Нравственный максимализм слишком часто бьет в таких случаях отбой и, чтобы сохранить свою незапятнанность и цельность, спешит вернуться к себе в чистую обитель. В какой-то миг истории это противоречие идеала и практики может показаться фатально неразрешимым. Но кто сказал, что люди обречены выбирать между аполитичной нравственностью и безнравственной политикой? Если человек высоких гражданских убеждений пришел к мысли о необходимости общественного действия, он неизбежно вступает в политическую борьбу со всеми ее требованиями. Личный нравственный ригоризм, любые попытки переменить жизнь проповедью индивидуального самосовершенствования доказали в ходе истории свое бессилие. Но политика, освободившая себя от нравственности, поставившая своим девизом Макиавеллиево правило „цель оправдывает средства“, — такая политика неизбежно губит самое себя, извращает свои цели и рано или поздно приходит к краху.

Долгий исторический опыт, включая сюда и опыт декабристского движения, внятно свидетельствует, что политика и нравственность не должны и не могут быть противопоставлены друг другу…»

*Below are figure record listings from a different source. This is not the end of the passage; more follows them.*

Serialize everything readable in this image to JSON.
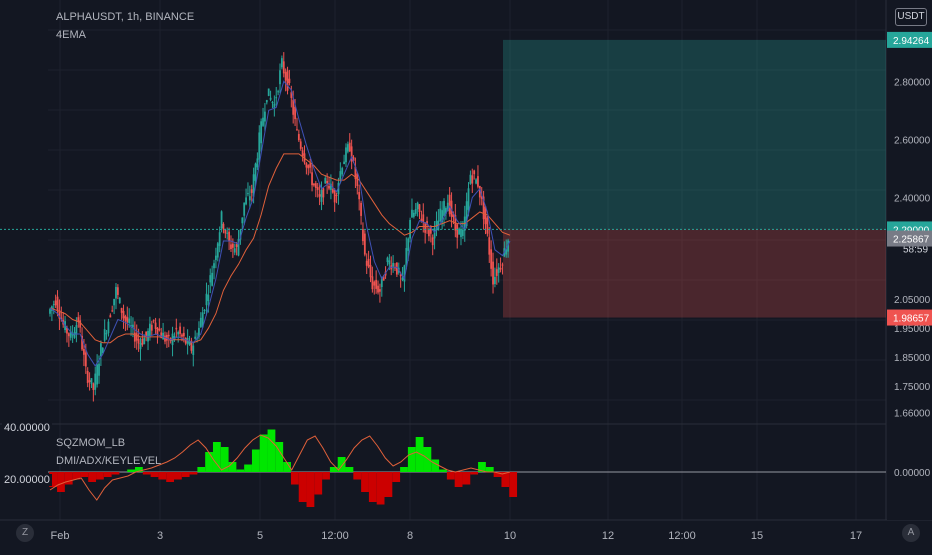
{
  "symbol_header": "ALPHAUSDT, 1h, BINANCE",
  "indicator_header": "4EMA",
  "currency_button": "USDT",
  "price_axis": {
    "ticks": [
      "2.80000",
      "2.60000",
      "2.40000",
      "2.05000",
      "1.95000",
      "1.85000",
      "1.75000",
      "1.66000"
    ],
    "tick_values": [
      2.8,
      2.6,
      2.4,
      2.05,
      1.95,
      1.85,
      1.75,
      1.66
    ],
    "labels": {
      "take_profit": "2.94264",
      "entry": "2.29000",
      "countdown": "58:59",
      "last_price": "2.25867",
      "stop_loss": "1.98657"
    }
  },
  "price_levels": {
    "take_profit": 2.94264,
    "entry": 2.29,
    "last": 2.25867,
    "stop_loss": 1.98657
  },
  "indicator_panel": {
    "title": "SQZMOM_LB",
    "subtitle": "DMI/ADX/KEYLEVEL",
    "left_labels": [
      "40.00000",
      "20.00000"
    ],
    "axis_tick": "0.00000"
  },
  "time_axis": [
    "Feb",
    "3",
    "5",
    "12:00",
    "8",
    "10",
    "12",
    "12:00",
    "15",
    "17"
  ],
  "corner_buttons": {
    "left": "Z",
    "right": "A"
  },
  "colors": {
    "background": "#131722",
    "bull": "#26a69a",
    "bear": "#ef5350",
    "ema_fast": "#3f51b5",
    "ema_slow": "#e0603a",
    "profit_zone": "rgba(38,166,154,0.28)",
    "loss_zone": "rgba(239,83,80,0.25)",
    "histogram_green": "#00e600",
    "histogram_red": "#cc0000"
  },
  "chart_data": {
    "type": "candlestick",
    "title": "ALPHAUSDT, 1h, BINANCE",
    "x": [
      "Feb",
      "3",
      "5",
      "12:00",
      "8",
      "10",
      "12",
      "12:00",
      "15",
      "17"
    ],
    "close_path": [
      2.0,
      2.05,
      1.96,
      1.92,
      1.98,
      1.8,
      1.74,
      1.88,
      1.98,
      2.08,
      1.99,
      1.95,
      1.9,
      1.92,
      1.97,
      1.93,
      1.9,
      1.94,
      1.91,
      1.88,
      1.95,
      2.06,
      2.18,
      2.33,
      2.24,
      2.22,
      2.38,
      2.42,
      2.6,
      2.76,
      2.72,
      2.86,
      2.77,
      2.62,
      2.54,
      2.46,
      2.39,
      2.46,
      2.4,
      2.52,
      2.58,
      2.43,
      2.2,
      2.1,
      2.08,
      2.18,
      2.17,
      2.1,
      2.33,
      2.36,
      2.3,
      2.26,
      2.34,
      2.39,
      2.29,
      2.27,
      2.48,
      2.45,
      2.31,
      2.12,
      2.17,
      2.26
    ],
    "ema_fast_path": [
      2.02,
      2.0,
      1.96,
      1.93,
      1.93,
      1.86,
      1.82,
      1.86,
      1.92,
      1.98,
      1.97,
      1.95,
      1.93,
      1.92,
      1.93,
      1.92,
      1.91,
      1.92,
      1.91,
      1.9,
      1.93,
      2.02,
      2.12,
      2.25,
      2.25,
      2.24,
      2.33,
      2.4,
      2.55,
      2.7,
      2.71,
      2.8,
      2.77,
      2.67,
      2.58,
      2.5,
      2.43,
      2.45,
      2.42,
      2.48,
      2.54,
      2.47,
      2.3,
      2.18,
      2.12,
      2.16,
      2.16,
      2.12,
      2.26,
      2.32,
      2.31,
      2.28,
      2.32,
      2.37,
      2.32,
      2.29,
      2.4,
      2.43,
      2.35,
      2.22,
      2.2,
      2.25
    ],
    "ema_slow_path": [
      2.02,
      2.01,
      2.0,
      1.98,
      1.97,
      1.94,
      1.91,
      1.9,
      1.9,
      1.92,
      1.93,
      1.93,
      1.92,
      1.92,
      1.92,
      1.92,
      1.91,
      1.91,
      1.91,
      1.9,
      1.91,
      1.95,
      2.0,
      2.08,
      2.13,
      2.17,
      2.22,
      2.26,
      2.34,
      2.44,
      2.5,
      2.55,
      2.55,
      2.55,
      2.53,
      2.51,
      2.48,
      2.47,
      2.46,
      2.46,
      2.48,
      2.46,
      2.42,
      2.38,
      2.34,
      2.31,
      2.29,
      2.27,
      2.28,
      2.3,
      2.3,
      2.3,
      2.31,
      2.32,
      2.31,
      2.31,
      2.33,
      2.35,
      2.34,
      2.31,
      2.28,
      2.27
    ],
    "ylim": [
      1.62,
      3.08
    ]
  }
}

Поразительное рассуждение самого заметного новомирского критика в статье значительно более программной, чем цитированная мною прежде. Я не говорю сейчас о ее логической непоследовательности, ловкой неожиданности завершающего пассажа, делающего бессмысленной всю эту тираду, — быть может, это гримасы подцензурности. Перед нами снова и снова вариация все той же преследующей автора мысли. Но почему все-таки старый физический закон должен стать мерилом верности закона нравственного? За что так презрительно похлопывается по плечу благородный мыслитель и дело его жизни рядом с тем, кто «спускается в практику» и «идет на компромисс»? О ком речь — о Толстом (если почесть его идеальным благородным мыслителем, к тому же любимом герое Лакшина) и Нечаеве (если полагать его идеальной практической фигурой, в которой до логического конца может быть прослежена идея целесообразности), — но стоит еще поспорить, чей путь предпочтительнее. А если попытаться раскрыть смысл завершающей фразы, в которой политика и нравственность так ловко примиряются (хотя только что друг другу противопоставлялись), — значит, «благородный мыслитель» «в долгом историческом опыте» уже не выбирает тактики и грязь не пристает к его рукам или он как-то иначе сторговался с практикой — какая же цена ему подошла?